Lisa P. Nathan: So at the very beginning of the conversation you mentioned that when you were teaching in the international law area and your students said you critique these tribunals so much . . .
Note: Gap in interview (Approx. 1 minute in duration) Gaps occurred due to interruptions during the interview, technical issues, or corrupted data files.
LPN: So I’m asking about when you first were thinking and you were, when you were teaching international law and you were critiquing the very, the tribunals that were going on at that time which included this one at the ICTR and your students said, “You critique so much, why don’t you go work in one?” Can you remember one of the critiques?
One of the critiques I had was that these tribunals are not using the method, the legal reasoning method in international law properly. It’s really simple. Whenever you have a legal issue to address, you look into the conventions, into the customary international law, into general principle of international law and sometimes to the doctrine.
Recently in 2006, I criticized a decision where the judge rely only on the treaties, the conventions and the customary international law saying there is no legal basis in those two sources of international law therefore, the motion cannot be granted. And I say, “Come on, stop it there because you should also look into the general principle of international law.”
This was a very specific issue about Rwamakuba. He has been in jail for eight years and acquitted. And he asked for compensation. And the judge is saying there is no legal basis for us to grant compensation to someone who stay in our jail, in our detention center for eight years because there is no provision in any treaty in the world and there is no basis in the customary international law.
While in the same decision, they admit in a footnote that there are ten country in the world where such compensation system exist. There is a presumption of prejudice and you are granted a compensation. And for me, it was a major error in the legal reasoning because you could use those ten countries as a basis of the general principle of international law.
And my first thought was, “(______), the day you commit a crime make sure that those judge are not on the bench,” because I need someone else to try me who will have the courage to say there is no basis in the text we have but still, there is a moral principle; something you cannot explain but it’s just obvious that someone who spent eight years in a jail has a right to compensation. And I still believe in it.
LPN: So returning to your critique of how the, they’re not using the legal reasoning in them – has your view or critique changed at all? Your view of any of your critiques changed since?
There are few instance. I, I – one is about the definition of a group as victim of genocide.
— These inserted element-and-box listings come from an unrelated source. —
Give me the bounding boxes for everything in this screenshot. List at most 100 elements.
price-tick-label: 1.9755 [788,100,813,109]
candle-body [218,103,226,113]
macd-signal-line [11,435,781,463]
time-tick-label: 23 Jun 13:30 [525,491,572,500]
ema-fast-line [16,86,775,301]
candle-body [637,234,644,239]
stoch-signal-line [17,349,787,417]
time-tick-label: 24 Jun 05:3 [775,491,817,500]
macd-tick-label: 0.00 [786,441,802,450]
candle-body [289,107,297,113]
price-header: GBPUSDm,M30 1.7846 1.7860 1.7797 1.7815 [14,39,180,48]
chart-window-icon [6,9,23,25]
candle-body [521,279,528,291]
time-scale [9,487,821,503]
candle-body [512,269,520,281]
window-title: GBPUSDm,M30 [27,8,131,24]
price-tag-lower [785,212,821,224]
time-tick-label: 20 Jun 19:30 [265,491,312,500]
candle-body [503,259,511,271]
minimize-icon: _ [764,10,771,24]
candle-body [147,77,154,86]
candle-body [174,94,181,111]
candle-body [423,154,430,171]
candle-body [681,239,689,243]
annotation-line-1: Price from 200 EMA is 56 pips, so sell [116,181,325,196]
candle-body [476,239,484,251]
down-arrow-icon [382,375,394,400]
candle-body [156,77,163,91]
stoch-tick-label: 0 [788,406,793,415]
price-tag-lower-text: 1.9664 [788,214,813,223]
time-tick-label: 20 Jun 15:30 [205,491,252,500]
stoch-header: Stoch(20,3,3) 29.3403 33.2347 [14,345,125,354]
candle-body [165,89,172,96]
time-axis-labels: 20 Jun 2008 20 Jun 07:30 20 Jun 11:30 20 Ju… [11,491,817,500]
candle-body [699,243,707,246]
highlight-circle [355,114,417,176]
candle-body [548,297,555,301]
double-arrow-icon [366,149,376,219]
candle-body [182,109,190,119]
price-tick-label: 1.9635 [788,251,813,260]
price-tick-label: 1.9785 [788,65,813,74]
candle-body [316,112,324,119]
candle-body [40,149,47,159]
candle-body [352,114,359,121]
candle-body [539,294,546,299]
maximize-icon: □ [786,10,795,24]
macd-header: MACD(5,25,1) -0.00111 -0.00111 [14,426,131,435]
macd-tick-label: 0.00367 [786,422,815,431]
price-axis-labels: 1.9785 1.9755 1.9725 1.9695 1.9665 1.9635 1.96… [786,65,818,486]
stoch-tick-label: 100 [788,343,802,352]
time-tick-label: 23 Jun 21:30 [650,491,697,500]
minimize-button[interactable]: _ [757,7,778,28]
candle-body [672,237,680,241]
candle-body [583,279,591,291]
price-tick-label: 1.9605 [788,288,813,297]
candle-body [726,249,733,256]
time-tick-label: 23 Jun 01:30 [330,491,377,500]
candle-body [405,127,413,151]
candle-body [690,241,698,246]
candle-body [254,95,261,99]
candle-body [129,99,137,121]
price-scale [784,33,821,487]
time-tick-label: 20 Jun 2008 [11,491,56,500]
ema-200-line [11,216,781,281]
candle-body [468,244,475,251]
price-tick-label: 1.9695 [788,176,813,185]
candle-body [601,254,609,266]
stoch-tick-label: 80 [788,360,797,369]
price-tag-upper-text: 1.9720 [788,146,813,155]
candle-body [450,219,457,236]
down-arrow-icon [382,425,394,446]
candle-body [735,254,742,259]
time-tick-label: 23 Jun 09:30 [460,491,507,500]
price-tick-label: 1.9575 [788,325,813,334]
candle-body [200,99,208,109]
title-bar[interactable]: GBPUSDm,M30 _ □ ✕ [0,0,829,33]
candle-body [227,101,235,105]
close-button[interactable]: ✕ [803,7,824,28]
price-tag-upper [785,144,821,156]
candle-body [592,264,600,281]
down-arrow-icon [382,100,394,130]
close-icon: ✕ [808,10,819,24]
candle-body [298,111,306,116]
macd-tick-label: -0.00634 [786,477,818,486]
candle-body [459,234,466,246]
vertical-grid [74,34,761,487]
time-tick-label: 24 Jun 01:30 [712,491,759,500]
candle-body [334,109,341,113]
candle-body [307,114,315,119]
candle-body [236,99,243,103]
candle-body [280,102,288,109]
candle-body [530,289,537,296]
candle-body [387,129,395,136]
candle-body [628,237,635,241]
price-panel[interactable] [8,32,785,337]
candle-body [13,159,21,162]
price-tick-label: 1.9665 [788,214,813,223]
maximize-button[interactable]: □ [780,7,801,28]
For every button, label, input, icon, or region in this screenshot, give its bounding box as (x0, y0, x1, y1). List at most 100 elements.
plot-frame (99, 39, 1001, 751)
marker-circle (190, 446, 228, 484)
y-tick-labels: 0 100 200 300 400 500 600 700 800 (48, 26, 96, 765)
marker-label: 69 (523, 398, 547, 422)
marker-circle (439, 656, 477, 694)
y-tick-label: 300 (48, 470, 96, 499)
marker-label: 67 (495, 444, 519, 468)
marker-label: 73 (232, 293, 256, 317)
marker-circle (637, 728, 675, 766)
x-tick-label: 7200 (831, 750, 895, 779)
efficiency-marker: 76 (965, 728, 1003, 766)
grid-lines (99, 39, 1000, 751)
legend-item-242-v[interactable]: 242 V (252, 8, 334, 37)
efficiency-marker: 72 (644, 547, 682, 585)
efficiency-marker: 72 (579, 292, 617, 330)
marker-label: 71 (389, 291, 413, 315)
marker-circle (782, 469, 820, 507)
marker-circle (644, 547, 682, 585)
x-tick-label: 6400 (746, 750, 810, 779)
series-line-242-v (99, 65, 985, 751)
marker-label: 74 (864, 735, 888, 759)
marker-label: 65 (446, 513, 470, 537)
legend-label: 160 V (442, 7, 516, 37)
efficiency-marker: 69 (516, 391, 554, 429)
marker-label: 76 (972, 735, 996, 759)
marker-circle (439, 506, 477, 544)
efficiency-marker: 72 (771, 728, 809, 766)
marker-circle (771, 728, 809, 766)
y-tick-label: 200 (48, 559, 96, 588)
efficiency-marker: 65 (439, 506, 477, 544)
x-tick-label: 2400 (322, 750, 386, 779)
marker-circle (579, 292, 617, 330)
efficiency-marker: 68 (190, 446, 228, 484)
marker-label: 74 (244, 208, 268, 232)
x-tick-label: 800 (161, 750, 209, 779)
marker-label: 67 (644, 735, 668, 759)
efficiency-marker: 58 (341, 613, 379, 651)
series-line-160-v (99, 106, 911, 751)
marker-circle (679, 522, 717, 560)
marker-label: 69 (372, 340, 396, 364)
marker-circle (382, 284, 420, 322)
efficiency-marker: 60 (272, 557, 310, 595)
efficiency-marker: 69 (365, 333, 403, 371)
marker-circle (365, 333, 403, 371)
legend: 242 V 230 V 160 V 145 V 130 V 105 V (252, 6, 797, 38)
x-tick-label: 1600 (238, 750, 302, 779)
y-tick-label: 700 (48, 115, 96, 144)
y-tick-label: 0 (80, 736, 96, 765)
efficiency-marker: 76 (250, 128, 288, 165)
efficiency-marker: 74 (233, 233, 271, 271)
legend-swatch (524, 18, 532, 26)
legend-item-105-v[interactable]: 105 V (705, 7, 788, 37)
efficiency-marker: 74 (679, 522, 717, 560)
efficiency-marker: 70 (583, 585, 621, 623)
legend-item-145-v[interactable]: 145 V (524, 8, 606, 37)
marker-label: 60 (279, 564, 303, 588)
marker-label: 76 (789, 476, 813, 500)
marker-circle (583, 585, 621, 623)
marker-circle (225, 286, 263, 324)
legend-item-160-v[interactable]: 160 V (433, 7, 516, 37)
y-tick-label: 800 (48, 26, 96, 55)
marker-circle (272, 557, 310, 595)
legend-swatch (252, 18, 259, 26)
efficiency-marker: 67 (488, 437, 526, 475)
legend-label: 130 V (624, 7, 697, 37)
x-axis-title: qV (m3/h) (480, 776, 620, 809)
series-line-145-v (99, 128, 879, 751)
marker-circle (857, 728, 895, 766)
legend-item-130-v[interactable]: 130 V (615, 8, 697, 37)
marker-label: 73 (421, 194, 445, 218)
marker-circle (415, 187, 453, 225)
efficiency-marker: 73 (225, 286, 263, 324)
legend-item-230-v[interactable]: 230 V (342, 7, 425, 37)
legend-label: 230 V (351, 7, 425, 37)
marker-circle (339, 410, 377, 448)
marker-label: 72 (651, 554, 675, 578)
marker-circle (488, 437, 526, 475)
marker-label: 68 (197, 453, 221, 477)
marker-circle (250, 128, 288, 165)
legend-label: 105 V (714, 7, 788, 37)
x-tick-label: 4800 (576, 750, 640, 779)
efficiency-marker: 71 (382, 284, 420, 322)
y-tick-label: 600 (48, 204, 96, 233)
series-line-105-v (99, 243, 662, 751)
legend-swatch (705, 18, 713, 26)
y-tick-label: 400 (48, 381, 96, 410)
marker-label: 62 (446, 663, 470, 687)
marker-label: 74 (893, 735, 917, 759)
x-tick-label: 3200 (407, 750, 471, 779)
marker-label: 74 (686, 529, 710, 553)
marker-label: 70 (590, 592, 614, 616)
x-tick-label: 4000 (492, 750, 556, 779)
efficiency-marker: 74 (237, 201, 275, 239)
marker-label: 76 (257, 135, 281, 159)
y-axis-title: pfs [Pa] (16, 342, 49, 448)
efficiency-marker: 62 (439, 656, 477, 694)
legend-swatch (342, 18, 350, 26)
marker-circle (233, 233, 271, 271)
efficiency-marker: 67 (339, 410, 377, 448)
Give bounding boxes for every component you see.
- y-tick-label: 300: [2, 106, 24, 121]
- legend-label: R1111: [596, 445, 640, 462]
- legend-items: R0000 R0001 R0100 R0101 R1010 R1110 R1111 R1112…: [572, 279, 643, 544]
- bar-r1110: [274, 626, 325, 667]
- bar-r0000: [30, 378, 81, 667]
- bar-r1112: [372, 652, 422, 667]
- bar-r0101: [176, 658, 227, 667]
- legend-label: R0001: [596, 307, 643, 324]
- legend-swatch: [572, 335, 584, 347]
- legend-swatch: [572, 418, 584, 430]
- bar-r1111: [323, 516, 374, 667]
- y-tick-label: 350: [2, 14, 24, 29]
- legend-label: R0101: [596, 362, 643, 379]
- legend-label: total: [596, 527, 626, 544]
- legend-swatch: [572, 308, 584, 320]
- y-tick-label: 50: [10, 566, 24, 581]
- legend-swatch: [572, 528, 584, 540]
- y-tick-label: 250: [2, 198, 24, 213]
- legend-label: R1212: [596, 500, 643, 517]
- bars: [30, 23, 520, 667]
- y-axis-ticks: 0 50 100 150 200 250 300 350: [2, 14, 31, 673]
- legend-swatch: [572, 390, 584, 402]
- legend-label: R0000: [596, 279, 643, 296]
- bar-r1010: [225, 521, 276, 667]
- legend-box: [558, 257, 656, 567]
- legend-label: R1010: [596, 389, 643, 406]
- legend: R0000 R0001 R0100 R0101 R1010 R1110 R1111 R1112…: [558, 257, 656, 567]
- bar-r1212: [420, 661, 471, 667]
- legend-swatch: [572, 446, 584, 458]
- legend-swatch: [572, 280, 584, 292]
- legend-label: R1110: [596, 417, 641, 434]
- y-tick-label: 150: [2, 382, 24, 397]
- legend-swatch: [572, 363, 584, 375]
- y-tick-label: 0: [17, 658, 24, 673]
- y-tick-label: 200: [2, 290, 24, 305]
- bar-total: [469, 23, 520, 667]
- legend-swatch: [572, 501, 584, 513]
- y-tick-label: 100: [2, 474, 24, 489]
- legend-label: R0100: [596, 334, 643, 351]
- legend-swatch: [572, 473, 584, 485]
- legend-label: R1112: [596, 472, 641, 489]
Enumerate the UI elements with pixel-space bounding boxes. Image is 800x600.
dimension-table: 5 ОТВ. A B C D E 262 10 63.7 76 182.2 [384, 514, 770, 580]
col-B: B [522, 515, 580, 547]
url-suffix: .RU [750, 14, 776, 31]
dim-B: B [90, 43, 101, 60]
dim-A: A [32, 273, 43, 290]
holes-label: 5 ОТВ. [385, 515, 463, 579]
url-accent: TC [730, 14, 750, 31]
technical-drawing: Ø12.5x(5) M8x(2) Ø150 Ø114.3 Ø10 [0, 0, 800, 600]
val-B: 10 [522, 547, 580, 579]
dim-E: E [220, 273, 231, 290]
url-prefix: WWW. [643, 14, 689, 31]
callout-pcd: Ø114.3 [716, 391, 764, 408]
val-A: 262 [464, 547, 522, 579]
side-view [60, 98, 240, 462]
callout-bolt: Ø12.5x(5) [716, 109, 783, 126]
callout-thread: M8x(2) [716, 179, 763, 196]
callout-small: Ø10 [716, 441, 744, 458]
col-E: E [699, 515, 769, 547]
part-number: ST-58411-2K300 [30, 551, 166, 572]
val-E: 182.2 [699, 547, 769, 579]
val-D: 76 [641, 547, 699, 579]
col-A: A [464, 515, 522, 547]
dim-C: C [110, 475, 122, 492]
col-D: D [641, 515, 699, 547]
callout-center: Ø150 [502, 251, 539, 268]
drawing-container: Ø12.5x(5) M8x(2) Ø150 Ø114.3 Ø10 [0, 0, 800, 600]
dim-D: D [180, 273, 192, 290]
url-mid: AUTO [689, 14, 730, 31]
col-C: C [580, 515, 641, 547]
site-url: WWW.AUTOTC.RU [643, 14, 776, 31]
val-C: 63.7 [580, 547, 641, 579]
One of my critiques wa-, w- was that Tutsi and Hutu could not be defined as ethnic group because how – what is the limit? What are the criteria for an ethnic group? If you say it’s language, Tutsi and Hutu have the same language. If you say it’s religion, they are adoring the same gods.
So what will be the basis for you to consider Tutsi or Hutu as separate ethnic group? It’s something easy everyone has been doing and repeating all over the time. In some cases in Trial Chamber Three, I don’t s-, I don’t think that it’s only because I had that opinion but the judge agree that the genocide convention has to be interpreted in a way that it correspond to our world now.
If you look into Gacumbitsi judgment, the j-, the judge clearly state ethnic or racial it’s difficult to see what is ethnic, what is racial. But what we look for is a permanent and stable group. In this society, we have two, three groups and they recognize each other as separate groups.
We’ve (_______), if your dad is a Tutsi, you are a Tutsi. If your mom is Hutu it doesn’t matter. Only the dad matters. Those principle allow the judge to say, “Look, in the Rwandan society, there were stable groups; Tutsi and Hutu. Any of these groups is protected by the genocide convention whether you call it ethnic or a racial group.”
So it’s something I’m happy about but I can’t say that all the judgment has adopted the same approach to the interpretation so that’s something I’m happy about and I’m still happy about it.